É no sistema límbico, responsável por regular as emoções e mais precisamente o cérebro de animais e seres humanos, que o medo desencadeia

Ou seja, é aí que ocorre a fuga, a luta, a resistência à dor e tudo o que se refere à conservação das espécies.

O que faz este sistema é verificar em todo momento (mesmo quando estamos dormindo) as informações provenientes dos sentidos. Isso é possível graças à amígdala que controla e localiza o medo ou o afeto, dependendo do caso. Então, quando o ser humano ou o animal recebem um aviso de perigo, a amígdala é ativada e gera mecanismos de defesa, tais como enunciado anteriormente (a luta, a fuga, entre outros).

Especialistas em neurociência e comportamento animal ou humano concordam em afirmar que o medo é um dos mecanismos que desencadeia certo tipo de resposta como “fight or flight”, ou seja, lutar ou fugir

Na verdade, os mecanismos bioquímicos e neurológicos estão associados à aceleração do ritmo cardíaco, um discreto aumento da pressão arterial, uma acentuada dilatação das pupilas e maior fluxo sanguíneo para as extremidades.

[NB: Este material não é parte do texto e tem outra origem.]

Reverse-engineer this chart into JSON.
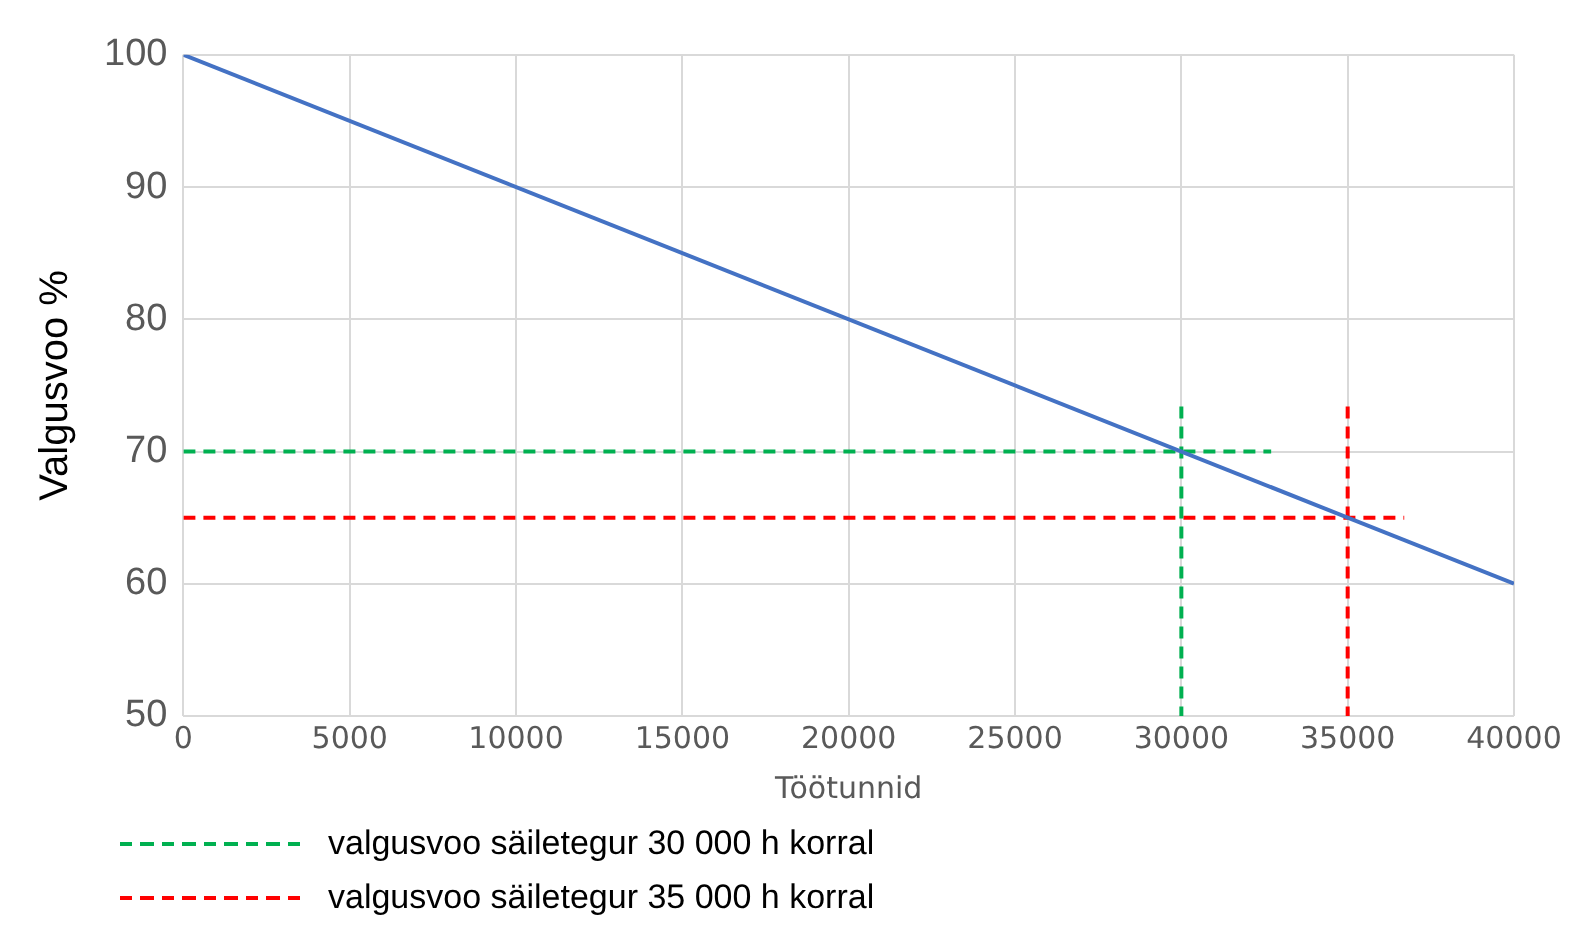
{
  "chart_data": {
    "type": "line",
    "xlabel": "Töötunnid",
    "ylabel": "Valgusvoo %",
    "xlim": [
      0,
      40000
    ],
    "xticks": [
      0,
      5000,
      10000,
      15000,
      20000,
      25000,
      30000,
      35000,
      40000
    ],
    "ylim": [
      50,
      100
    ],
    "yticks": [
      50,
      60,
      70,
      80,
      90,
      100
    ],
    "grid": true,
    "legend": "bottom",
    "marker": "none",
    "series": [
      {
        "color": "#4472c4",
        "x": [
          0,
          40000
        ],
        "values": [
          100,
          60
        ],
        "line_style": "solid"
      },
      {
        "name": "valgusvoo säiletegur 30 000 h korral",
        "color": "#00b050",
        "x": [
          0,
          32700
        ],
        "values": [
          70,
          70
        ],
        "line_style": "dashed"
      },
      {
        "color": "#00b050",
        "x": [
          30000,
          30000
        ],
        "values": [
          73.4,
          50
        ],
        "line_style": "dashed"
      },
      {
        "name": "valgusvoo säiletegur 35 000 h korral",
        "color": "#ff0000",
        "x": [
          0,
          36700
        ],
        "values": [
          65,
          65
        ],
        "line_style": "dashed"
      },
      {
        "color": "#ff0000",
        "x": [
          35000,
          35000
        ],
        "values": [
          73.4,
          50
        ],
        "line_style": "dashed"
      }
    ]
  }
}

Assim, o medo produz efeitos físicos fáceis de detectar e observar como palpitações, alongamento dos lábios, franzimento da testa, entre outras.

Por outro lado, determinadas situações nos causam medo, por exemplo, quando passamos por uma esquina que há sempre um cachorro que nos ataca. Diante desta circunstância nosso mecanismo de defesa é ativado e assim não repetimos mais esta ação, ou seja, que é passar neste mesmo lugar. Este comportamento com a ação de evitar está biologicamente mediado por mecanismos de enorme complexidade, envolvendo a memória e os centros corticais superiores do cérebro.

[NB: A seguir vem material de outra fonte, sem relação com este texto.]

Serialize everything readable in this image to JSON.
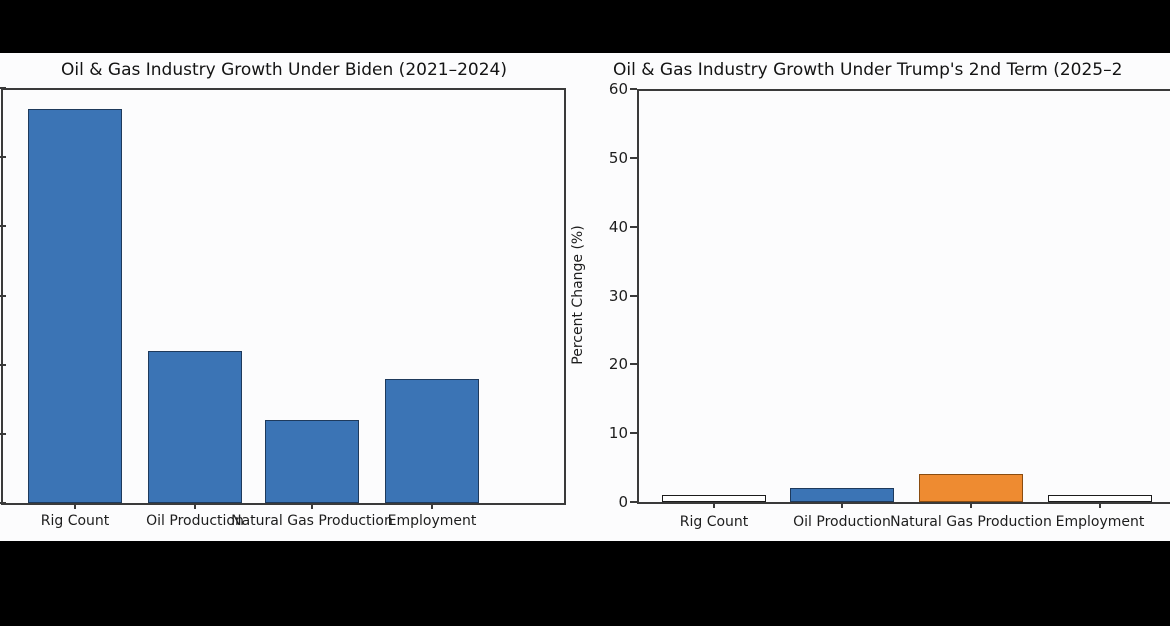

Além disso, vale recordar que um acontecimento traumático que desencadeia em uma reação de medo pode deixar consequências significativas sobre o comportamento

Entre outras, se destaca o popular transtorno de estresse pós-traumático, que consiste em uma adaptação patológica da personalidade e do sistema nervoso central, havendo persistência das alterações biológicas associados ao medo. Isso provoca sérias anomalias predispostas a quadros clínicos e mentais mais graves.

Isto não deve ser confundido com a fobia social, ou seja, o medo a determinados ambientes sociais, que mais é na verdade, uma forma de ansiedade persistente e patológica relacionada aos mecanismos associados ao medo. Por uma questão de interesse, tanto os animais como os seres humanos podem corrigir o medo (agudo) e suas consequências (crônicas) através da aprendizagem, pois ao advertir que o processo gerador do medo é inofensivo ou controlável. Estes complexos aspectos biológicos são "adaptados" para modificar o comportamento e alcançar melhores resultados.